Apparently, a lot of people want the feds to enforce unconstitutional laws because refusing to do so will “break the system.”

Recently, we released a report showing the Trump administration has ramped up enforcement of federal gun laws. ATF enforcement actions were up more than 10% in the first year Trump was in office compared to Obama’s last year.

Several people wrote to take issue with the report, arguing that the president is obligated to enforce every law. Here’s one example.

“This is inappropriate.  You are complaining that under Trump the laws are being enforced.  You have to be kidding.  Do you really want your public officials to decide what laws they will enforce and what laws they will not?  Our country is a mess because special interests encourage their public officials to commit official misconduct toward their benefit. If you disagree with the gun laws, do what you can to change it, but don’t undermine the entire system to serve a personal interest.”

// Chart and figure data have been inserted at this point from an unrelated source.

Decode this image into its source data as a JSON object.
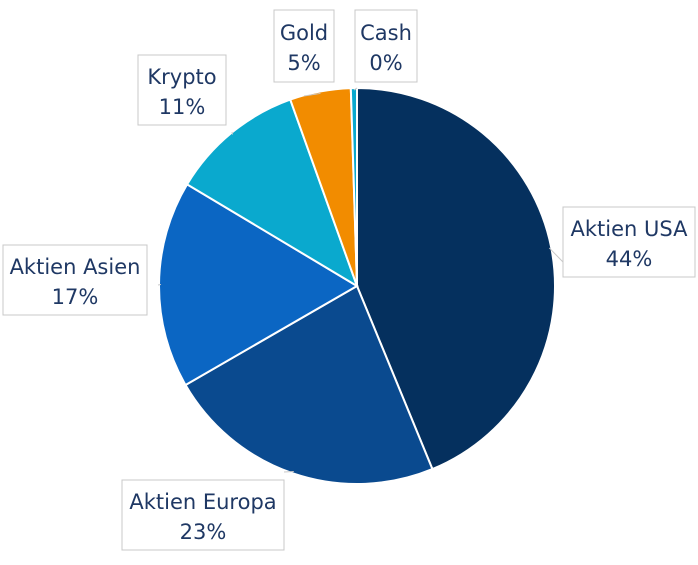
{
  "chart_data": {
    "type": "pie",
    "slices": [
      {
        "label": "Aktien USA",
        "value": 44,
        "display": "44%",
        "color": "#05305e"
      },
      {
        "label": "Aktien Europa",
        "value": 23,
        "display": "23%",
        "color": "#0a4a8f"
      },
      {
        "label": "Aktien Asien",
        "value": 17,
        "display": "17%",
        "color": "#0b66c3"
      },
      {
        "label": "Krypto",
        "value": 11,
        "display": "11%",
        "color": "#0aa9ce"
      },
      {
        "label": "Gold",
        "value": 5,
        "display": "5%",
        "color": "#f28c00"
      },
      {
        "label": "Cash",
        "value": 0.5,
        "display": "0%",
        "color": "#0aa9ce"
      }
    ],
    "start_angle": "12 o'clock",
    "direction": "clockwise",
    "title": "",
    "legend": "none"
  }
}
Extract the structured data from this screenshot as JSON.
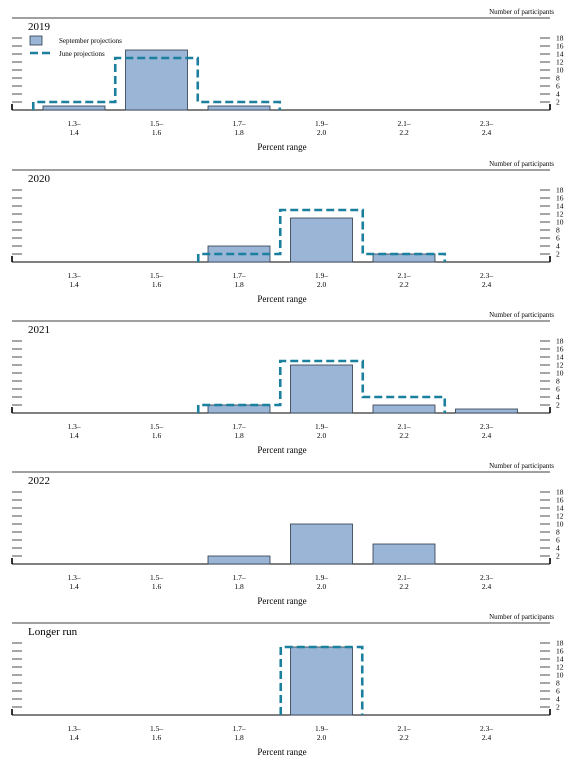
{
  "legend": {
    "sep_label": "September projections",
    "jun_label": "June projections"
  },
  "colors": {
    "bar_fill": "#9bb5d6",
    "bar_stroke": "#2b3a4a",
    "june_line": "#1b7f9e",
    "axis": "#000000"
  },
  "chart_data": [
    {
      "type": "bar",
      "title": "2019",
      "categories": [
        "1.3–\n1.4",
        "1.5–\n1.6",
        "1.7–\n1.8",
        "1.9–\n2.0",
        "2.1–\n2.2",
        "2.3–\n2.4"
      ],
      "series": [
        {
          "name": "September projections",
          "style": "bar",
          "values": [
            1,
            15,
            1,
            0,
            0,
            0
          ]
        },
        {
          "name": "June projections",
          "style": "dashed-outline",
          "values": [
            2,
            13,
            2,
            0,
            0,
            0
          ]
        }
      ],
      "xlabel": "Percent range",
      "ylabel": "Number of participants",
      "ylim": [
        0,
        18
      ],
      "yticks": [
        2,
        4,
        6,
        8,
        10,
        12,
        14,
        16,
        18
      ],
      "legend": "top-left"
    },
    {
      "type": "bar",
      "title": "2020",
      "categories": [
        "1.3–\n1.4",
        "1.5–\n1.6",
        "1.7–\n1.8",
        "1.9–\n2.0",
        "2.1–\n2.2",
        "2.3–\n2.4"
      ],
      "series": [
        {
          "name": "September projections",
          "style": "bar",
          "values": [
            0,
            0,
            4,
            11,
            2,
            0
          ]
        },
        {
          "name": "June projections",
          "style": "dashed-outline",
          "values": [
            0,
            0,
            2,
            13,
            2,
            0
          ]
        }
      ],
      "xlabel": "Percent range",
      "ylabel": "Number of participants",
      "ylim": [
        0,
        18
      ],
      "yticks": [
        2,
        4,
        6,
        8,
        10,
        12,
        14,
        16,
        18
      ]
    },
    {
      "type": "bar",
      "title": "2021",
      "categories": [
        "1.3–\n1.4",
        "1.5–\n1.6",
        "1.7–\n1.8",
        "1.9–\n2.0",
        "2.1–\n2.2",
        "2.3–\n2.4"
      ],
      "series": [
        {
          "name": "September projections",
          "style": "bar",
          "values": [
            0,
            0,
            2,
            12,
            2,
            1
          ]
        },
        {
          "name": "June projections",
          "style": "dashed-outline",
          "values": [
            0,
            0,
            2,
            13,
            4,
            0
          ]
        }
      ],
      "xlabel": "Percent range",
      "ylabel": "Number of participants",
      "ylim": [
        0,
        18
      ],
      "yticks": [
        2,
        4,
        6,
        8,
        10,
        12,
        14,
        16,
        18
      ]
    },
    {
      "type": "bar",
      "title": "2022",
      "categories": [
        "1.3–\n1.4",
        "1.5–\n1.6",
        "1.7–\n1.8",
        "1.9–\n2.0",
        "2.1–\n2.2",
        "2.3–\n2.4"
      ],
      "series": [
        {
          "name": "September projections",
          "style": "bar",
          "values": [
            0,
            0,
            2,
            10,
            5,
            0
          ]
        }
      ],
      "xlabel": "Percent range",
      "ylabel": "Number of participants",
      "ylim": [
        0,
        18
      ],
      "yticks": [
        2,
        4,
        6,
        8,
        10,
        12,
        14,
        16,
        18
      ]
    },
    {
      "type": "bar",
      "title": "Longer run",
      "categories": [
        "1.3–\n1.4",
        "1.5–\n1.6",
        "1.7–\n1.8",
        "1.9–\n2.0",
        "2.1–\n2.2",
        "2.3–\n2.4"
      ],
      "series": [
        {
          "name": "September projections",
          "style": "bar",
          "values": [
            0,
            0,
            0,
            17,
            0,
            0
          ]
        },
        {
          "name": "June projections",
          "style": "dashed-outline",
          "values": [
            0,
            0,
            0,
            17,
            0,
            0
          ]
        }
      ],
      "xlabel": "Percent range",
      "ylabel": "Number of participants",
      "ylim": [
        0,
        18
      ],
      "yticks": [
        2,
        4,
        6,
        8,
        10,
        12,
        14,
        16,
        18
      ]
    }
  ]
}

In other words, our emailer thinks it’s imperative to enforce every law, no matter how constitutionally dubious, because refusing to do so will break the system. His devotion to the process actually leads him to believe failing to follow it constitutes “official misconduct, even to stop an unconstitutional action”

The truth of the matter is enforcing an unconstitutional act is wrong in and of itself. You could refer to it as official misconduct. As Alexander Hamilton asserted in Federalist #78. an unconstitutional law is “void.”

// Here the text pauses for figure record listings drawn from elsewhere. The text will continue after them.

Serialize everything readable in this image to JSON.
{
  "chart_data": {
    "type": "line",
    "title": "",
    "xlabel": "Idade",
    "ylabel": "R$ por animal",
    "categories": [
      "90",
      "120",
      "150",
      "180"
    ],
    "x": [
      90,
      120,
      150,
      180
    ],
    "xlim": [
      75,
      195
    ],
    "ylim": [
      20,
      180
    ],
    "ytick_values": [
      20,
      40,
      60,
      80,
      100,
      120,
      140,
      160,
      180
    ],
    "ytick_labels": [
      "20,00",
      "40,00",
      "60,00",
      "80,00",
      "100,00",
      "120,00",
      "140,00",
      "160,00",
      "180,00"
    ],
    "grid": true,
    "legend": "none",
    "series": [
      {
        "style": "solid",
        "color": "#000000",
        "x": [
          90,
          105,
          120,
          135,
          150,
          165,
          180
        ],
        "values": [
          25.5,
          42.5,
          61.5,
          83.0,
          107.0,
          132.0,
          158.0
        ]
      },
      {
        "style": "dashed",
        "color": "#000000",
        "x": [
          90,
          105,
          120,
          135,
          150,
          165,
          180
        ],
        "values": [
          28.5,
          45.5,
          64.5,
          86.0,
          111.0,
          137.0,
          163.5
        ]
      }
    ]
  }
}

You don’t enforce “void” laws.

Of course, the counter-argument is that the president has to enforce the law until a federal court declares it unconstitutional.

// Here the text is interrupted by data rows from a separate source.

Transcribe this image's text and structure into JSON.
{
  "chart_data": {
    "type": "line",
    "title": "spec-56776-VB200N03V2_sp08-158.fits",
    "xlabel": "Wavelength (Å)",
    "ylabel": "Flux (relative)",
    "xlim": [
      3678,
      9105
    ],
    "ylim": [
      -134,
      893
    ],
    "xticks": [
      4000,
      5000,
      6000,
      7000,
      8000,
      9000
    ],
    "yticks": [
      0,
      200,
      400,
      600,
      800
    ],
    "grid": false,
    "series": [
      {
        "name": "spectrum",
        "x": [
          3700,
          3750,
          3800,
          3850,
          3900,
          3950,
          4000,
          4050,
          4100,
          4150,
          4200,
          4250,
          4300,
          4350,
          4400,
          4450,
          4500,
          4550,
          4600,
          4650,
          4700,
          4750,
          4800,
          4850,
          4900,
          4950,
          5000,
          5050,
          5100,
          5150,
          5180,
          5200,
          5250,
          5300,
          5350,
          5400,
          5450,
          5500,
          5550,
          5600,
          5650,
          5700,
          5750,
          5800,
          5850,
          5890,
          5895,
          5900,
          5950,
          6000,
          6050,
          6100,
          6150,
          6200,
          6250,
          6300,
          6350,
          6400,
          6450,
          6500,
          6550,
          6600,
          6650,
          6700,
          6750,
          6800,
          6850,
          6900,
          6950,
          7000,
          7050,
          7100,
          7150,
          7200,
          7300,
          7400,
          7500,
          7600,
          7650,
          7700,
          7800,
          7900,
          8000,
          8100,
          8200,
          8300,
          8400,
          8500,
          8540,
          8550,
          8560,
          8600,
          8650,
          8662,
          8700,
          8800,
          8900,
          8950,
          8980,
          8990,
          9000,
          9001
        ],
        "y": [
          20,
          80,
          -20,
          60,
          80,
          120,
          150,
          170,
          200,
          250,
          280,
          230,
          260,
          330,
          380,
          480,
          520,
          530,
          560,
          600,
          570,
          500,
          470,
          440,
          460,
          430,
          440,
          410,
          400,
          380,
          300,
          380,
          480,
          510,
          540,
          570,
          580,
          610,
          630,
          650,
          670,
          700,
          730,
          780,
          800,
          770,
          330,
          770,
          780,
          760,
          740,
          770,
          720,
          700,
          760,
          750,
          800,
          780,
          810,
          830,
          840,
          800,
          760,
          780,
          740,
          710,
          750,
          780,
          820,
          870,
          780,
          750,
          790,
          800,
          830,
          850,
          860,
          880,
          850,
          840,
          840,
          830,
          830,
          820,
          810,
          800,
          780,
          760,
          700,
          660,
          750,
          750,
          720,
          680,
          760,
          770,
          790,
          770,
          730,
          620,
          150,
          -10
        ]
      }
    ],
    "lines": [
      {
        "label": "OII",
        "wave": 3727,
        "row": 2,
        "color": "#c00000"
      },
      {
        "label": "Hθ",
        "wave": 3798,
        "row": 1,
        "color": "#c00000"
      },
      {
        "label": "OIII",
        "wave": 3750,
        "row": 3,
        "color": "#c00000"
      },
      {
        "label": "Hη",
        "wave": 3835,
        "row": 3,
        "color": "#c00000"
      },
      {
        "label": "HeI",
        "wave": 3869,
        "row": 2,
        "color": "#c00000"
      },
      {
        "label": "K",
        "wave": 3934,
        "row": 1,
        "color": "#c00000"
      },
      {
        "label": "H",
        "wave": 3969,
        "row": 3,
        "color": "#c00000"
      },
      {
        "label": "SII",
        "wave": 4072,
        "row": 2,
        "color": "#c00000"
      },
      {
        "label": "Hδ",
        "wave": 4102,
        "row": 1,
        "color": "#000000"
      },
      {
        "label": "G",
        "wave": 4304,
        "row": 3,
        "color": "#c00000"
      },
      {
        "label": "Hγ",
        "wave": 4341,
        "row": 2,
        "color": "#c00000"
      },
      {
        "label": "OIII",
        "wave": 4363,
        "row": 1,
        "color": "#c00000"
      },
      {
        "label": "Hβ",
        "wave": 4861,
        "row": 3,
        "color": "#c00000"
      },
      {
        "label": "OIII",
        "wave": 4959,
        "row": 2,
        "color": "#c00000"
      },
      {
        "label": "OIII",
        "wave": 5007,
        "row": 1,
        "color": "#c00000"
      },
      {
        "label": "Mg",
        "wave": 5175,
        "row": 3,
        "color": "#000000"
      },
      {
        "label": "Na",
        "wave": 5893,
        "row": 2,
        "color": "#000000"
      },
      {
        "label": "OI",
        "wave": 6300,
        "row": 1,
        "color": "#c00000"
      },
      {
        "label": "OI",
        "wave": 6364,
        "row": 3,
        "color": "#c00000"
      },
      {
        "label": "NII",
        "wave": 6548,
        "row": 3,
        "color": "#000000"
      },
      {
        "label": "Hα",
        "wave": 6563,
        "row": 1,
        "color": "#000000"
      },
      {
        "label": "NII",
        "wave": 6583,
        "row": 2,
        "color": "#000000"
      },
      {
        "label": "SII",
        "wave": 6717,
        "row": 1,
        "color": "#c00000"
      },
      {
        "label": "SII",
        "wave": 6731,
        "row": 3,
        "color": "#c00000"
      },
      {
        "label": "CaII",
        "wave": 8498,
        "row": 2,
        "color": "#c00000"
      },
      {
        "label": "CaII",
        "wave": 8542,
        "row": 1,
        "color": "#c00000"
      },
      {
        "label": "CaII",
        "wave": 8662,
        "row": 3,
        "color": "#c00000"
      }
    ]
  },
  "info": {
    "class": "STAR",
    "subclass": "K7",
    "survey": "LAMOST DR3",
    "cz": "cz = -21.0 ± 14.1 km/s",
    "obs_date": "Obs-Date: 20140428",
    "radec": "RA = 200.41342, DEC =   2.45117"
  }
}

Thomas Jefferson disagreed. He said each branch of the government is responsible for protecting the integrity of the Constitution, no matter what the other branches do. In an 1819 letter to Judge Spencer Roane, he wrote.

…each department is truly independent of the others, and has an equal right to decide for itself what is the meaning of the constitution in the cases submitted to its action; and especially, where it is to act ultimately and without appeal.

James Madison agreed with Jefferson. As a member of the First Congress, he made a speech on the House floor saying, “It is incontrovertibly of as much importance to this branch of government as to any other, that the Constitution should be preserved entire. It is our duty, so far as it depends on us, to take care that the powers of the Constitution be preserved entire to every department of government.” [Emphasis added]

Later, Madison wrote in an 1834 letter to an unknown recipient:

“As the Legislative, Executive & Judicial Departments of the U. S. are co-ordinate, and each equally bound to support the Constitution, it follows that each must in the exercise of its functions, be guided by the text of the Constitution according to its own interpretation of it; and consequently, that in the event of irreconcileable interpretations, the prevalence of the one or the other Departmt. must depend on the nature of the case, as receiving its final decision from the one or the other, and passing from that decision into effect, without involving the functions of any other.” [Emphasis added]

Pres. Andrew Jackson made the same point even more clearly in his national bank veto.

“The Congress, the Executive and the Court must each for itself be guided by its own opinion of the Constitution. Each public officer who takes an oath to support the Constitution swears that he will support it as he understands it, and not as it is understood by others.” 

I’ll take this a step further. If the president enforces a law he knows is unconstitutional, he commits treason.

That may sound like an extreme statement, but that’s exactly what St. George Tucker said. In the first systematic commentary on the Constitution, he wrote:

“If in a limited government, the public functionaries exceed the limits which the constitution prescribes to their powers, every such act is an act of usurpation in the government, and, as such, treason against the sovereignty of the people, which is thus endeavored to be subverted and transferred to the usurpers.” [Emphasis added]

Every person who swears an oath to defend and protect the Constitution takes on the obligation to act when anybody threatens it – that includes people in other branches of the federal government. Insisting that the president must enforce every law, including those that clearly require the exercise of powers that were not delegated to the federal government, undermines the Constitution. Enforcing unconstitutional acts does not uphold the rule of law. It obliterates it.

People like our emailer who claim nullification destroys the system miss the point. Usurpation of power and unconstitutional acts already threaten to destroy the system. Letting these acts continue because of fidelity to some mythical process doesn’t save the system. It breaks it down further.